Last of Her Name
- First edition
- Author: Mimi Lok
- Language: English
- Genre: Short story collection, Historical fiction
- Publisher: Kaya Press
- Publication date: October 22, 2019
- Media type: Print
- Awards: PEN/Robert W. Bingham Prize

= Last of Her Name =

2019 short story collection by Mimi Lok

Last of Her Name is a collection of stories by Mimi Lok, published by Kaya Press in October 2019. It won the 2020 PEN/Robert W. Bingham Prize for debut short story collection and is the finalist for 2020 National Magazine Award, The California Independent Bookseller Alliance ‘Golden Poppy’ Book Awards 2020, and CLMP Firecracker Award.

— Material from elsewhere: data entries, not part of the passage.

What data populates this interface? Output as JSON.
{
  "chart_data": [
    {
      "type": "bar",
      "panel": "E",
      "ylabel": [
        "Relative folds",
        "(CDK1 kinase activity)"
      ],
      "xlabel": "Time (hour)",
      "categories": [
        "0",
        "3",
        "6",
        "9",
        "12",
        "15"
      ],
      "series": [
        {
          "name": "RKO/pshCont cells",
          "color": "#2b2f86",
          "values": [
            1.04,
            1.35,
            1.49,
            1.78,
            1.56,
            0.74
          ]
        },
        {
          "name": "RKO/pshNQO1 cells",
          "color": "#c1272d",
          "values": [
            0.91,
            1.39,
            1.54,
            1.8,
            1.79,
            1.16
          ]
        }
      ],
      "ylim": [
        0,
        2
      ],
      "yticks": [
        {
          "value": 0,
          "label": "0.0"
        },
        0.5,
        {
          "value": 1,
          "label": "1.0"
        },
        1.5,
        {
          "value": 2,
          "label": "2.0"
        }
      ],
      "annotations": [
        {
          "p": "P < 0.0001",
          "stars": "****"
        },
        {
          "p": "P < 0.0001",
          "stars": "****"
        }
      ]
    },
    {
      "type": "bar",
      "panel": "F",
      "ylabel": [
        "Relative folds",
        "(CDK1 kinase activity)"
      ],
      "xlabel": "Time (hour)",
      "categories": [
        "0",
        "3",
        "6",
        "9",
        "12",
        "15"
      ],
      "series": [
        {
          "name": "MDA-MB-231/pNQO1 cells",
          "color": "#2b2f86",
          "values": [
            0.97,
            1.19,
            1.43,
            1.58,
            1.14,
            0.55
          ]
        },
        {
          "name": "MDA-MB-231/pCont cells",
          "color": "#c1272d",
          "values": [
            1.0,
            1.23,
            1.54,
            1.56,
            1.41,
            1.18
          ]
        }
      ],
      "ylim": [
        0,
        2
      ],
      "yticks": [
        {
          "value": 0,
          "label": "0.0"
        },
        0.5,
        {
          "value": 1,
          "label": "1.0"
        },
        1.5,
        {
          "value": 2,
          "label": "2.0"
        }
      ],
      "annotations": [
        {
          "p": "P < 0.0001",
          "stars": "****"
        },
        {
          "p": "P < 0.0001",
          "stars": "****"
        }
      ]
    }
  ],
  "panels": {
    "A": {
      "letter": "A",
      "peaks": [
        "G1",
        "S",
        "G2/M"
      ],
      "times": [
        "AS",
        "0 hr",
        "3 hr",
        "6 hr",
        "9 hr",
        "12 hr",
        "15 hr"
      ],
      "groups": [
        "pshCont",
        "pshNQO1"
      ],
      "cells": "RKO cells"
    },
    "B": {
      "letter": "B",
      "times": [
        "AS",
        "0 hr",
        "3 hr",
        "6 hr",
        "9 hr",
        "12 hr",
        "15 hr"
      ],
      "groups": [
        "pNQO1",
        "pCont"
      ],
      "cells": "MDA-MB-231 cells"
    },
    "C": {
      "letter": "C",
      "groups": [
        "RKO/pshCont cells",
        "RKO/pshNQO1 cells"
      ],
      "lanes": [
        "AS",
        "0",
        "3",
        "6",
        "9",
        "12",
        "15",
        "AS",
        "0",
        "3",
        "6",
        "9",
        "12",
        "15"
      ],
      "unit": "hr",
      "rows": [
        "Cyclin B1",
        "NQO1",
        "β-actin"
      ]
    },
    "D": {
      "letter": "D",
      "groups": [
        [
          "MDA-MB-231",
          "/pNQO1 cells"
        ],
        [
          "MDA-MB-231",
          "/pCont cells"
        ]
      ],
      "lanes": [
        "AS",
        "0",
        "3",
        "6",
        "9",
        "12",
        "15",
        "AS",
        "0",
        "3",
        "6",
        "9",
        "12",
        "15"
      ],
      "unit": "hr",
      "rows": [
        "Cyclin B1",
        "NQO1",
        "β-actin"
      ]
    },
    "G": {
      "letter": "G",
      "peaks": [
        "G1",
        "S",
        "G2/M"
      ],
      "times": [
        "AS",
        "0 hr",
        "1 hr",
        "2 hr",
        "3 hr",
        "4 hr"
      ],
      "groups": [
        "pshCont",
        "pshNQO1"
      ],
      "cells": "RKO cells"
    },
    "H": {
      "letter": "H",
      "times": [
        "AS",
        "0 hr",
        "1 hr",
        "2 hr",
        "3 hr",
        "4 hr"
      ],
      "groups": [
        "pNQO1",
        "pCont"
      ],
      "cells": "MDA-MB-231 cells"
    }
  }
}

The collection explores stories of diasporic experiences in Asia and beyond, ranging from Hong Kong, the United Kingdom, and California. For instance, "The Woman in the Closet" (novella) tells a story about a homeless elderly woman seeking shelter in unlikely places, and "The Wedding Night" depicts societal morals surround unconventional relationships. Some of the key themes that the author contemplates are human connection, communication and empathy.

== Reception ==
Last of Her Name received praise from literary critics. Michael Schaub (NPR) writes, "Lok's literary debut is among the strongest of the year, thanks to her excellent writing and uncanny ability to create complex characters with the same stubborn flaws as real people"; and according to Alexis Burling (SF Chronicle), "Last of Her Name is a smorgasbord of powerful writing and angsty emotion wrapped into eight meditations on what it means to feel slightly out of place, either in your head or in your physical surroundings."

Judges of 2020 PEN/Robert W. Bingham Prize cite Last of Her Name:The stories in Mimi Lok’s Last of Her Name are more than just deeply felt, richly imagined, and darkly comic; they feel necessary. In these pages, we find fractals. The microscopic contains the macro. The collection ranges all over our globe while distilling breathtaking, tiny moments of tremendous significance. Whether we are with estranged siblings over a meal to try to talk, or moving back and forth in time to unearth one family’s personal history, or in the closet with an elderly homeless woman listening in on a younger man’s affluent life, we are moving constantly between different strata—place, age, class, view of the world. But with this range and movement comes astonishing intimacy and emotional acuity, a determination in each instance to locate that which is most true and most human.